Many Americans know that even with the McCain-Feingold law there is no real check on the use of money in U.S. elections. Now that the law itself has been gutted by the Supreme Court, hopefully a progressive Congress will enact serious legislation to establish free and fair elections in the United States and a progressive administration will appoint judges who will sustain such legislation.
As a Monty Python postscript to this new anti-democratic ruling, the Court also voted five to four against an Alaska high school student who was punished by his high school for holding a banner with the words "Bong Hits 4 Jesus" by the school as the 2002 Winter Olympics torch parade went by. Bong Hits 4 Jesus was interpreted by the school as a direct assault on the school's anti-drug use message. Apparently the court didn't see it as "amorphous" in its intent and effect, or any violation of free speech.
The Alaska high school was represented by Kenneth Starr, that stirling representative of freedom who took the gossip provided him by Linda Tripp to intimidate with a threat of a long prison sentence Monica Lewinsky into testifying before a Congressional Committee in great detail about her sexual relationship with Bill Clinton which then served as the basis for the attempt to impeach Clinton for activities that had nothing to do with his role as president or even the question that Starr was initially assigned to investigate, that is, the Clinton's involvement many years earlier in the Whitewater Savings and Loan Bank affair.

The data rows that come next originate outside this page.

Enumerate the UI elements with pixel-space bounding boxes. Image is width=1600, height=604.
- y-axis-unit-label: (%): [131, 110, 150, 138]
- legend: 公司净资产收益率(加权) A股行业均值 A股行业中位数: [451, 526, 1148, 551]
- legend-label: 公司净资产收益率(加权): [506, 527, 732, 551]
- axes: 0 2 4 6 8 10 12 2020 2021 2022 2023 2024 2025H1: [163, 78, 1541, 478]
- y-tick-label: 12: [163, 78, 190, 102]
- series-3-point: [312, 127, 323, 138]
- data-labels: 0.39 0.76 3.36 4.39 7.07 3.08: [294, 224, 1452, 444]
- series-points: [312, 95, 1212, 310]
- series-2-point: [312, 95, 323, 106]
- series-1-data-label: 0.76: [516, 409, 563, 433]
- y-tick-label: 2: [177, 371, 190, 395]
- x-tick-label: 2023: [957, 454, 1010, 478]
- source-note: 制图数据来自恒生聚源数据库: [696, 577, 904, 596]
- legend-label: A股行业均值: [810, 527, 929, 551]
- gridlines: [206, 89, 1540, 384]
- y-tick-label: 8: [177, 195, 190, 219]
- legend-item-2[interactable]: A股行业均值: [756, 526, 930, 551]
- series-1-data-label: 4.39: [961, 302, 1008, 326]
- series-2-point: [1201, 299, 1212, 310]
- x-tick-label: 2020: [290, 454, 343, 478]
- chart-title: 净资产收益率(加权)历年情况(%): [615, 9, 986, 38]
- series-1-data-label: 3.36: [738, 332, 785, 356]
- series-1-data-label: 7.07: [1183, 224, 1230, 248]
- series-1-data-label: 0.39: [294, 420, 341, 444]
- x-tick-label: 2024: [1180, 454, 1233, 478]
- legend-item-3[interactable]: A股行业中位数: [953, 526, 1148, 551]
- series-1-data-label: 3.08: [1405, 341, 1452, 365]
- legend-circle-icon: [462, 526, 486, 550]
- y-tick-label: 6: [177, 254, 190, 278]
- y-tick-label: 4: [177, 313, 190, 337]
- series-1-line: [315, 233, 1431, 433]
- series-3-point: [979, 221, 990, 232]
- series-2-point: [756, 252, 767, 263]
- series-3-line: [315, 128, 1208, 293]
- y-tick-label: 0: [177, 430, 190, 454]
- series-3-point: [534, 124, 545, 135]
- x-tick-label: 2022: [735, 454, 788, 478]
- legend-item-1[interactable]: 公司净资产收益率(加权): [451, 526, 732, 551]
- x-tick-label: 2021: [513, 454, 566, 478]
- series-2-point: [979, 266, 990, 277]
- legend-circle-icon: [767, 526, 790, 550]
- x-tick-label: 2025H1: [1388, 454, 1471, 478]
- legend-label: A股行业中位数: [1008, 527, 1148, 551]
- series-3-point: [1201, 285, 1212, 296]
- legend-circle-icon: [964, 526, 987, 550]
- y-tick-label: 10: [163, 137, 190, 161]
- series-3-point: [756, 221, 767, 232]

Starr of course is very much in sync with this court and where its 5-4 majority appears to be going. The Court has told us that we should "err" on the side of free speech when it comes to an expensive television ad aimed at mobilizing anti-abortion voters to reject a Wisconsin Senator, since their motives are really unclear, but a teen-ager raising a banner, "Bong Hits 4 Jesus" outside a school aimed at a passing parade has no first amendment speech or assembly rights because that banner is interpreted as an attack on the school's drug policy I don't know how many people watching the Olympic torch understood the meaning of Bong Hits 4 Jesus as pro Drug. I certainly don't. I might even think that the percentage was much smaller than the percentage of Wisconsin TV viewers who understood that Wisconisn Right to Life's ad was a campaign ad against Senator Feingold. But these are not questions that concern this court.
Leadbelly used to sing a song that went "bourgouis democracy democracy for the bourgeoisie, it ain't democracy for you and me." Even though the Supreme Court might support his arrest for singing that in front of an Alaska high school if he were a student there, they went a long way to proving his point today by defining "free speech" speech as speech which is considered "free" both because of its content and also the ability of those who present it to pay for it in mass media.